La crítica y la literatura:

«La visión que puedo dar, pues, del hombre es bastante distinta a la que cabe encontrar en libros de crítica y de literatura. Esto se explica mejor tratándose de obras acerca de literatura española moderna, que es la más desgraciada de todas las literaturas, desde el punto de vista del hombre interesado por cuestiones psicológicas. ¡Qué retratos hemos hecho y nos han hecho! Cuando pienso que España fue la cuna del casuísmo, la patria de unos hombres (también mujeres) que, en el siglo XVI, parecían sutilísimos a italianos y franceses, y echo luego una mirada a los libros sobre literatura escritos en los siglos XVIII y XIX y XX, al momento me planteo la cuestión terrible de por qué el crítico español, moderno o contemporáneo, es o ha sido tan tarugo.
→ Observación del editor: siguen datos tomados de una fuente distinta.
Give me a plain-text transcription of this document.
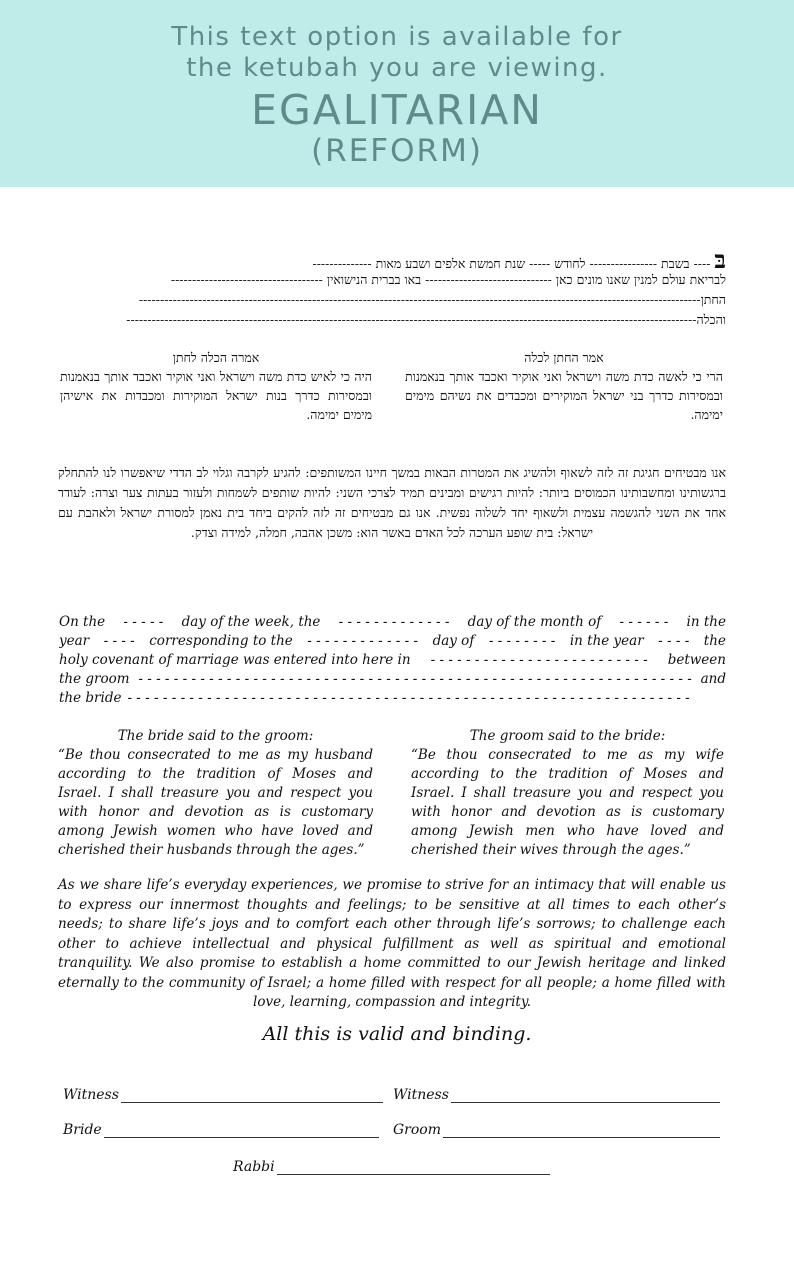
This text option is available for
the ketubah you are viewing.
EGALITARIAN
(REFORM)
בּ ---- בשבת ---------------- לחודש ----- שנת חמשת אלפים ושבע מאות --------------
לבריאת עולם למנין שאנו מונים כאן ------------------------------ באו בברית הנישואין ------------------------------------
החתן-------------------------------------------------------------------------------------------------------------------------------------
והכלה---------------------------------------------------------------------------------------------------------------------------------------
אמר החתן לכלה
הרי כי לאשה כדת משה וישראל ואני אוקיר ואכבד אותך בנאמנות ובמסירות כדרך בני ישראל המוקירים ומכבדים את נשיהם מימים ימימה.
אמרה הכלה לחתן
היה כי לאיש כדת משה וישראל ואני אוקיר ואכבד אותך בנאמנות ובמסירות כדרך בנות ישראל המוקירות ומכבדות את אישיהן מימים ימימה.
אנו מבטיחים חגיגת זה לזה לשאוף ולהשיג את המטרות הבאות במשך חיינו המשותפים: להגיע לקרבה וגלוי לב הדדי שיאפשרו לנו להתחלק ברגשותינו ומחשבותינו הכמוסים ביותר: להיות רגישים ומבינים תמיד לצרכי השני: להיות שותפים לשמחות ולעזור בעתות צער וצרה: לעודד אחד את השני להגשמה עצמית ולשאוף יחד לשלוה נפשית. אנו גם מבטיחים זה לזה להקים ביחד בית נאמן למסורת ישראל ולאהבת עם ישראל: בית שופע הערכה לכל האדם באשר הוא: משכן אהבה, חמלה, למידה וצדק.
On the - - - - - day of the week, the - - - - - - - - - - - - - day of the month of - - - - - - in the
year - - - - corresponding to the - - - - - - - - - - - - - day of - - - - - - - - in the year - - - - the
holy covenant of marriage was entered into here in - - - - - - - - - - - - - - - - - - - - - - - - - between
the groom - - - - - - - - - - - - - - - - - - - - - - - - - - - - - - - - - - - - - - - - - - - - - - - - - - - - - - - - - - - - - - - and
the bride - - - - - - - - - - - - - - - - - - - - - - - - - - - - - - - - - - - - - - - - - - - - - - - - - - - - - - - - - - - - - - - -
The bride said to the groom:
“Be thou consecrated to me as my husband according to the tradition of Moses and Israel. I shall treasure you and respect you with honor and devotion as is customary among Jewish women who have loved and cherished their husbands through the ages.”
The groom said to the bride:
“Be thou consecrated to me as my wife according to the tradition of Moses and Israel. I shall treasure you and respect you with honor and devotion as is customary among Jewish men who have loved and cherished their wives through the ages.”
As we share life’s everyday experiences, we promise to strive for an intimacy that will enable us to express our innermost thoughts and feelings; to be sensitive at all times to each other’s needs; to share life’s joys and to comfort each other through life’s sorrows; to challenge each other to achieve intellectual and physical fulfillment as well as spiritual and emotional tranquility. We also promise to establish a home committed to our Jewish heritage and linked eternally to the community of Israel; a home filled with respect for all people; a home filled with love, learning, compassion and integrity.
All this is valid and binding.
Witness	Witness
Bride	Groom
Rabbi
Tarugo, que además ha convencido al hispanista de fuera de que también debe ser un poco arrimado a la cola. Los críticos franceses han demostrado mucha habilidad para pintar los estados del alma, la evolución de sus escritores. A veces de un personaje secundario, a fuerza de talento, sacan extraordinario partido. Son capaces de razonar, de sutilizar, de dar explicaciones muy circunstanciadas de todo. Incluso los historiadores políticos y bélicos han poseído la facultad de adobar, de adobar acaso demasiado, los hechos que narran. Luego vienen las polémicas. ¿Pero qué polémicas se van a entablar en un país en que los historiadores de la literatura hacen caracterizaciones como de jota o de romance ciego? Sus generalizaciones a lo que recuerdan más es a aquella composición que empieza diciendo: Las Marías son muy frías/ y de puros celos rabian.

(…)

Un escritor que escribe durante cincuenta años más de cien volúmenes, queda caracterizado por lo que pensó de algunos de éstos un crítico de sus comienzos o de poco después. Luego, con repetir o glosar juicios, basta. Con ocuparse de tres o cuatro «ideas», ya es suficiente.»

Los Nacimientos navideños:

«La imagen primera de una sociedad repartida en actividades distintas, raras para mí, la tuve en Madrid, sin duda. La vino a completar algo que ha ejercido una influencia decisiva en mi vocación de etnógrafo y folklorista. También de historiador social. Cuando llegaban las semanas de fines de noviembre y comienzos de diciembre las cacharrerías del barrio comenzaban a exhibir en sus escaparates modestas figuras de nacimiento. (…) allí estaban desde los personajes de los Evangelios (y aun de los Evangelios apócrifos) hasta la castañera, la mujer que hila con su gato al lado, el hornero, la vieja con la zambomba, del pastor solitario, o los grupos: la Sagrada Familia frente a la posada, el molinero, la Anunciación a los pastores, el hombre con su yunta. Toda la vieja sociedad campesina del Sur se podría encontrar representada en figuras y grupos, con independencia de la formación fija o de acuerdo a un canon del Nacimiento navideño.»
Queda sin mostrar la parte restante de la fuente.